Do not panic. After the power loss, do not record anything on the drive, as it will overwrite the take being recorded before the power loss. Chances of recovery are generally better if the drive was freshly formatted before the recording (a quickformat is just as effective in this as a long format) because it helps keep the recording unfragmented/in one piece.

Get HD24tools

If you haven't yet, download your copy of HD24tools on the download page. Then, start up HD24connect with the crashed drive connected to your computer.

Find the drive number

Once the drive is connected to the PC (and keeping in mind the warnings in red as described on the HD24tools download page!) you'll be able to figure out the drive number by the same procedure as would apply for HD24 drives:

http://ringbreak.dnd.utwente.nl/~mrjb/hd24tools/drivenumber.html

The device will be called //./PHYSICALDRIVEx where x is the drive number mentioned before.

Select the drive

This drive name (//./.....) can be used with HD24tools with File->Recovery->Select device... HD24tools will not recognize the drive as a valid FST drive. When asked 'do you want to use it anyway?' say 'yes'. When asked 'load a header file?' say 'no'. Things on the HD24tools screen will look 'wrong' and messy, if you're lucky; possibly HD24tools will crash.

Save a drive image

If HD24tools doesn't crash, you'll be able to save a drive image of the Masterlink drive, provided you have enough free space on your Windows drive. If I recall masterlink drives are 40GB? You'll be able to save a drive image with File->Save drive image...

Split up the drive image

You can then proceed to cut up this file into smaller pieces with file splitter software (can't think of a specific program right now- you'll need to Google). The point of splitting up the file into smaller pieces, is so that the files will be be small enough to be handled with a wave editor (I'd say limit yourself to a gigabyte per file; most wave editors don't deal well with huge files. A gigabyte may in fact already be pushing it).

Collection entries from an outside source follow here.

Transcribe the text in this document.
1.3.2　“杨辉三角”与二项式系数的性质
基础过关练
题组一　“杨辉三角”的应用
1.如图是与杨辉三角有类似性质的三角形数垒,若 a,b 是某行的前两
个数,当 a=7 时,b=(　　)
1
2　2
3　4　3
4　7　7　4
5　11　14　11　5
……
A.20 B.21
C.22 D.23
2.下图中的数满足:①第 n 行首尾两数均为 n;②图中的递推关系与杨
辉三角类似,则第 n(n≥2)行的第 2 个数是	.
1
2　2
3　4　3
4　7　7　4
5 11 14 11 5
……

Load files into a wave editor

Why a wave editor? Because many wave editors can import raw data; masterlink audio is stored as stereo, channel-interlaced, little endian signed PCM. I assume you remember which sample rate and how many bits per sample were used on the masterlink. Sometimes these programs also ask for a byte offset to skip; no need to try any other values than 0, 1 and 2.

Search and rescue the audio

This would allow you to search for audio fragments, and copy/paste then to a new audio file.

A bit cumbersome, perhaps- if you prefer me to have a go at it, that can be arranged. Also, if you have any questions, feel free to ask them.

Most importantly, probably- don't record anything on the given Masterlink drive until the audio is recovered.